In der Folge nimmt die Anzahl der Cluster auf 3 zu mit dem klimat. Regime „NAO
negativ“. Der Kontrolllauf befindet sich weiterhin im ersten Cluster, der det.
Lauf im 3. Cluster. Alle heben einen schwachen Keil über Mitteleuropa hervor,
der im ersten Cluster am stärksten ausgeprägt ist. Viel würde sich im Cluster 2
und 3 für Deutschland nicht ändern, allerdings wäre das Niederschlagspotenzial
(und somit die Gewittertätigkeit) dank schwächerer Blockierung höher als im
ersten Cluster.
Zum Ende der Mittelfrist und darüber hinaus nehmen die Unsicherheiten rasch zu,
wenngleich jedoch das Übergreifen des sich abschwächenden Troges auf
Mitteleuropa von allen gezeigt wird. Doch sich entwickelnde trop.

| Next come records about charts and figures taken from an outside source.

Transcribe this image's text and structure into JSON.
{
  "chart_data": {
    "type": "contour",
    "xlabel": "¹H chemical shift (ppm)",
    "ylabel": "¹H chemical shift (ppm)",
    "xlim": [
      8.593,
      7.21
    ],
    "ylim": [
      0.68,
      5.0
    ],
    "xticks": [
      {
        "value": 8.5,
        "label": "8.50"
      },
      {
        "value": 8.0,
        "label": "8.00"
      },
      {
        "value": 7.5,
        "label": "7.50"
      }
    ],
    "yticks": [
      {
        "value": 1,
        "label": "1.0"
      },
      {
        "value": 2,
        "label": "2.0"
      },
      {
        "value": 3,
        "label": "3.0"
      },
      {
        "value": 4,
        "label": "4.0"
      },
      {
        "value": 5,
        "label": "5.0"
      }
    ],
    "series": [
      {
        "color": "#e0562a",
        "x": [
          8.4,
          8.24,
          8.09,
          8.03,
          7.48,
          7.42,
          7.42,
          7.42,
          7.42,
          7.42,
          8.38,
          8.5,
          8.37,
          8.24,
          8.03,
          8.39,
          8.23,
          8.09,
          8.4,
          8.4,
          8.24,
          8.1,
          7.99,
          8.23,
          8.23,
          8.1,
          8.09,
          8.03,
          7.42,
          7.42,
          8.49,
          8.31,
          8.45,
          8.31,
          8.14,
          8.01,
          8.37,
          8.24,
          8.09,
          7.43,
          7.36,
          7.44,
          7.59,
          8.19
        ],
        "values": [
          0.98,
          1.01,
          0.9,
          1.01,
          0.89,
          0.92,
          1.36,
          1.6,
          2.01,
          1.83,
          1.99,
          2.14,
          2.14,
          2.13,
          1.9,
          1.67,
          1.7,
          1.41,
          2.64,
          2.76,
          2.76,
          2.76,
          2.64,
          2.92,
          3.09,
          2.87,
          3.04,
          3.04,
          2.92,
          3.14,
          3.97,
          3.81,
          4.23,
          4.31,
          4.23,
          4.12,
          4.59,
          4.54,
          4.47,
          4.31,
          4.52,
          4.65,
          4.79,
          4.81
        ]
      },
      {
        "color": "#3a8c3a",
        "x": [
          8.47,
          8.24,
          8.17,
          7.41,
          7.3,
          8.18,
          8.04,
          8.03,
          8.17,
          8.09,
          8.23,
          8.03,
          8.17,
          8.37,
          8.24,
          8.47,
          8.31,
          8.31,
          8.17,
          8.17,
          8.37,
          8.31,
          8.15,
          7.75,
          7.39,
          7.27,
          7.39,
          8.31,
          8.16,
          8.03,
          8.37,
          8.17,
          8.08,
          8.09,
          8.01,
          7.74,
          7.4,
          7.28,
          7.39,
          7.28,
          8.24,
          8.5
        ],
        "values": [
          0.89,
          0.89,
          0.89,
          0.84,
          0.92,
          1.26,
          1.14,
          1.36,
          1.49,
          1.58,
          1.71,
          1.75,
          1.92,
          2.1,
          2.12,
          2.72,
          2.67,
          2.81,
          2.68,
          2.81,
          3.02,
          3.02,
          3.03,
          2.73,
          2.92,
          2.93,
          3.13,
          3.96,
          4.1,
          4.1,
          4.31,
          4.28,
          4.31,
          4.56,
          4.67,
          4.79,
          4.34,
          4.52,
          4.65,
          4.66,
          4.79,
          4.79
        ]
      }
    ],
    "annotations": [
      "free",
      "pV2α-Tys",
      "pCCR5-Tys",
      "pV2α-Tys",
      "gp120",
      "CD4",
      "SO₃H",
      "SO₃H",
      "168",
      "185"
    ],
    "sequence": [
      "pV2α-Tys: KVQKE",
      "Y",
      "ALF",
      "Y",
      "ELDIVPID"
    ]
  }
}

Systeme können
auch in einem Ensemble noch so einiges durcheinanderwerfen.

Die Meteogramme sehen recht unspektakulär aus. Durchweg spätsommerliche
Temperaturwerte und ab Dienstag eine Zunahme der konvektiven Niederschläge. Das
alles bei einer recht eng gebündelten Rauchfahne der 850 hPa Temperatur und des
500 hPa Geopotenzials (wobei der HRES zur Wochenmitte eher am oberen Rand der
Memberschar liegt).

Das GEFS sieht die Entwicklung sehr ähnlich, sodass auch im Ensemble die
Diskrepanzen überschaubar ausfallen.

Wahrscheinlichkeiten für signifikante Wettererscheinungen

GEWITTER:

Immer wieder treten Gewitter auf, wobei ab Dienstag das Potenzial für
unwetterartige Entwicklungen zunimmt (besonders mit Blick auf den Starkregen).
Mögliche Schwerpunkte können noch keine genannt werden, es sollten aber weite
Bereiche Deutschlands betroffen sein.

TROCKENHEIT:

Auch wenn die Niederschlagswahrscheinlichkeit ab Dienstag zunimmt, so sorgt der
konvektive Charakter weiterhin für eine inhomogene Niederschlagsverteilung,
sodass die Trockenheit wenigstens regional weiterhin nicht gebrochen wird (und
vielerorts bedarf es eh mehr Niederschlag als einzelne kräftige Gewittergüsse).

WIND:

Im Umfeld der Küsten weht der Ostwind zeitweise stark böig. Besonders zwischen
Fehmarn und Flensburg sind zeitweise stürmische Böen Bft 8 nicht ausgeschlossen.